Viaje a Burundi – Semana Santa 2011

DIARIO DE EXPEDICIÓN

Días 25, 26 y 27: Rumbo a Gitega…

Elena Bandrés nos informa:

Nos ha pedido Felipe que os comuniquemos que hoy LUNES salieron desde Buyumbura hacia Gitega, en el interior del país, donde visitarán otra casa de los Padres Blancos.

Nos quieren transmitir que siguen muy bien, y que estarán con ellos tres días, por lo que no nos podrán transmitir a diario noticias, hasta su vuelta a Buyumbura que es donde tienen disponibilidad del correo electrónico.

Así comienza la crónica…

composición gráfica, destaca el mapa de África

Amahoro, Paz en kirundi.

El lunes salimos para Gitega, en el interior; es la 2ª ciudad más importante de Burundi. Lo bueno es su clima, al estar a más de 2000 metros de altitud no hemos pasado calor y los mosquitos no existían.

Dura tarea misionera, Esperanza de muchos…

Hemos conocido otra comunidad de Padres Blancos.

De nuevo nos hemos quedado impresionados por los misioneros y sus trabajos, un francés de 94 años que sigue en activo, un alemán de 78 y un ruandés de unos 30 años.

Aquí tienen los Padres Blancos su centro de formación y postulantado.

Como Germán no para ni nos deja parar, salimos a dar una vuelta por la «ciudad», ver el centro y la zona de la catedral (cualquier idea de lo que nosotros tenemos de lo que es una ciudad y una catedral, podéis olvidarla).

Conocimos una Fundación, el Buen Pastor, creada por un obispo que fue asesinado en la guerra y que trabaja con los pigmeos batúa en régimen de internado, porque llegan desde todo el país. Tienen talleres de formación profesional y educación secundaria y tratan de que salgan de su marginación y pobreza.

Conocimos también a las Hermanas Blancas; tienen una comunidad en uno de los barrios más difíciles de Gitega, un barrio musulmán. Tienen un dispensario médico y trabajan especialmente con los niños que les llegan desnutridos y enfermos -que son muchísimos- y trabajan tanto con musulmanes como con cristianos. A los niños desnutridos les proporcionan una papilla compuesta de maíz, mijo y soja. Como todas las comunidades son un «pequeño babel», una española, una italiana, una camerunesa y una burundesa, fue muy interesante hablar con ellas y conocer su trabajo.

La crudeza de una guerra…

Hemos pasado por numerosos sitios donde Germán ha trabajado desde sus primeros años en Burundi, lleva ya 47. Me ha dado la sensación que ha sido como una retrospectiva de lo que ha sido su vida.

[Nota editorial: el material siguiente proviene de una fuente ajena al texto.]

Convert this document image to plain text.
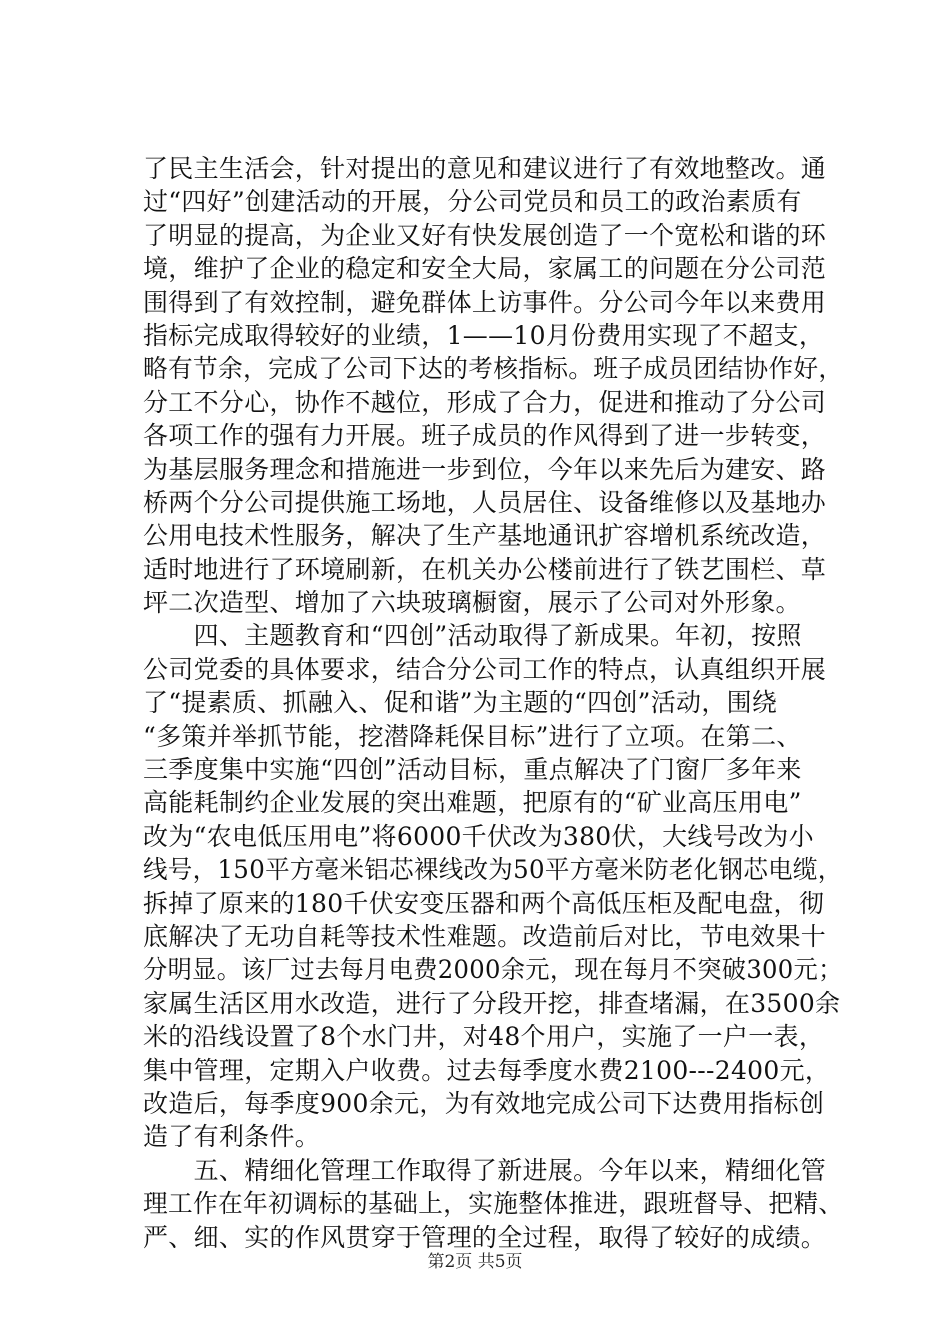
了民主生活会，针对提出的意见和建议进行了有效地整改。通
过“四好”创建活动的开展，分公司党员和员工的政治素质有
了明显的提高，为企业又好有快发展创造了一个宽松和谐的环
境，维护了企业的稳定和安全大局，家属工的问题在分公司范
围得到了有效控制，避免群体上访事件。分公司今年以来费用
指标完成取得较好的业绩，1——10月份费用实现了不超支，
略有节余，完成了公司下达的考核指标。班子成员团结协作好，
分工不分心，协作不越位，形成了合力，促进和推动了分公司
各项工作的强有力开展。班子成员的作风得到了进一步转变，
为基层服务理念和措施进一步到位，今年以来先后为建安、路
桥两个分公司提供施工场地，人员居住、设备维修以及基地办
公用电技术性服务，解决了生产基地通讯扩容增机系统改造，
适时地进行了环境刷新，在机关办公楼前进行了铁艺围栏、草
坪二次造型、增加了六块玻璃橱窗，展示了公司对外形象。
　　四、主题教育和“四创”活动取得了新成果。年初，按照
公司党委的具体要求，结合分公司工作的特点，认真组织开展
了“提素质、抓融入、促和谐”为主题的“四创”活动，围绕
“多策并举抓节能，挖潜降耗保目标”进行了立项。在第二、
三季度集中实施“四创”活动目标，重点解决了门窗厂多年来
高能耗制约企业发展的突出难题，把原有的“矿业高压用电”
改为“农电低压用电”将6000千伏改为380伏，大线号改为小
线号，150平方毫米铝芯裸线改为50平方毫米防老化钢芯电缆，
拆掉了原来的180千伏安变压器和两个高低压柜及配电盘，彻
底解决了无功自耗等技术性难题。改造前后对比，节电效果十
分明显。该厂过去每月电费2000余元，现在每月不突破300元；
家属生活区用水改造，进行了分段开挖，排查堵漏，在3500余
米的沿线设置了8个水门井，对48个用户，实施了一户一表，
集中管理，定期入户收费。过去每季度水费2100---2400元，
改造后，每季度900余元，为有效地完成公司下达费用指标创
造了有利条件。
　　五、精细化管理工作取得了新进展。今年以来，精细化管
理工作在年初调标的基础上，实施整体推进，跟班督导、把精、
严、细、实的作风贯穿于管理的全过程，取得了较好的成绩。
第2页 共5页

Nos ha ido contando muchas de las situaciones que ha vivido durante la guerra, directa o indirectamente. En uno de los viajes, paramos ante un pequeño monumento para hacer una oración en recuerdo de 22 jóvenes que murieron quemados y,

… en Ruyigi visitamos la instalaciones de Magie, una tutsi que era secretaria del obispo de esa diócesis durante la guerra y que acogió a 72 hutus huidos. Los tutsis los encontraron y los asesinaron en las instalaciones del obispado y a ella la dieron una paliza. Desde entonces se dedicó a acoger a huérfanos de la guerra porque prometió a una de las mujeres asesinadas que cuidaría de sus hijos. Es una mujer que ha conseguido tener fama internacional y por ello consigue numerosas ayudas, con eso mantiene a los niños y ha creado el mejor hospital de Burundi.

El día a día…

Aquí los horarios son distintos, se vive a ritmo de la naturaleza, por la mañana la Eucaristía es a las 6,30 h., luego el desayuno y las actividades, a las 18,00 h. ya es de noche, la comida a las 12,30 h. y la cena a las 19,00 h.

Vidriera de la capilla de Gitega que representa el encuentro de Emaús con personajes de rasgos africanos

Vidriera. Iglesia de Gitega.

Las Eucaristías de estos días también han sido muy emotivas, hemos celebrado con un grupo grande de religiosos/as y seglares. Nuestras guitarras e instrumentos aquí son sustituidos por tambores; quedan muy armoniosos los cantos y toda la liturgia, realmente es un pueblo muy espiritual. Es uno de los aspectos en los que insiste Germán, junto con su bondad.

Germán está compartiendo mucho con nosotros, los cuatro nos sentimos muy bien. Creo que necesitaba tener gente con la que compartir y hacer balance de su vida. Está siendo una experiencia muy bonita, incluso nos gastamos bromas y os reímos mucho.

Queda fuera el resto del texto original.